Miranda France reviews Machado de Assis' A Chapter of Hats and Other Stories.
Joaquim Maria Machado de Assis, who died 100 years ago this month, is Brazil's most famous writer. He has been less successful outside Brazil, possibly because his dry, laconic style does not chime with our perception of Latin American fiction.

Machado de Assis's style is more closely related to that of Saki or Sterne than the magical realists of recent times. His humour is dark, verging on bleak. His acuity is second to none.

The author's own life makes a compelling story. He was born in 1839, the mixed-race grandson of freed slaves. He is thought to have taught himself to write, and later became fluent in English and French.

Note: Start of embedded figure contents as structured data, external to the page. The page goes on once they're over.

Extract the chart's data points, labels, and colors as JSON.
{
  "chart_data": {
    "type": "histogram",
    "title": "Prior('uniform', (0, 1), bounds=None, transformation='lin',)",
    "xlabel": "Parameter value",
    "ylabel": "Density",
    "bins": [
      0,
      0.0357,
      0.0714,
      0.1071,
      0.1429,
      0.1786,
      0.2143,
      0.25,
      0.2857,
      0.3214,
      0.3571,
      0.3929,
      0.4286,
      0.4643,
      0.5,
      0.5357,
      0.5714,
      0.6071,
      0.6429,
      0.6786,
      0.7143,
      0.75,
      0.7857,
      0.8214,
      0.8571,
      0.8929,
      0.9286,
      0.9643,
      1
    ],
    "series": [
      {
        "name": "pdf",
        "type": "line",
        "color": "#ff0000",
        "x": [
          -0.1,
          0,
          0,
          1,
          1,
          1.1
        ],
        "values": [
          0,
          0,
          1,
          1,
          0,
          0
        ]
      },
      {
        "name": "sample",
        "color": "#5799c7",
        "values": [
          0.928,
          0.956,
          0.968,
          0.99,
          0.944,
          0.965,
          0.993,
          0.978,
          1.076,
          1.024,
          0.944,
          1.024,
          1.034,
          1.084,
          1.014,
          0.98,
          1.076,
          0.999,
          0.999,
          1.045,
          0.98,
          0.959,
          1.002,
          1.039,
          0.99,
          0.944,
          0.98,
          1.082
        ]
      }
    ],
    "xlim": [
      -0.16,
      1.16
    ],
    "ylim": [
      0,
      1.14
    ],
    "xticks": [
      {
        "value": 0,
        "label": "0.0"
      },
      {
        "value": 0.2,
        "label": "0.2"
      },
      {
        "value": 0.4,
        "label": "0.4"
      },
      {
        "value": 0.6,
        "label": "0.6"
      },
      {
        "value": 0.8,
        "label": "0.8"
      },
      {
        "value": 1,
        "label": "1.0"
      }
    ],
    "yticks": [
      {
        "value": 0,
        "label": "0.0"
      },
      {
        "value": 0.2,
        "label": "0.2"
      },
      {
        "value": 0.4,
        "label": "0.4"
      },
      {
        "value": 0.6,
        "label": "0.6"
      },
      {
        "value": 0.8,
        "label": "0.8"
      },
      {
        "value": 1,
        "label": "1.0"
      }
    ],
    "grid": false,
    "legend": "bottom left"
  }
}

Harold Bloom has called him, somewhat patronisingly, "the supreme black literary artist to date". For Woody Allen, he was "a brilliant and modern writer whose books could have been written this year".

The stories in this collection are reminiscent of Allen in the way they plunge into the action, often with a couple of friends engaged in energetic banter on a street corner. One might be telling the other a gossipy story - about love, jealousy or sex.

"She wasn't a seamstress, she didn't own property, she didn't run a school for girls; you'll get there, by process of elimination." The other man's interjections give the story added fizz.

Machado de Assis was fascinated by psychology and human motivation. His characters are never merely irked or enthused by events: they get caught up in dangerous emotions.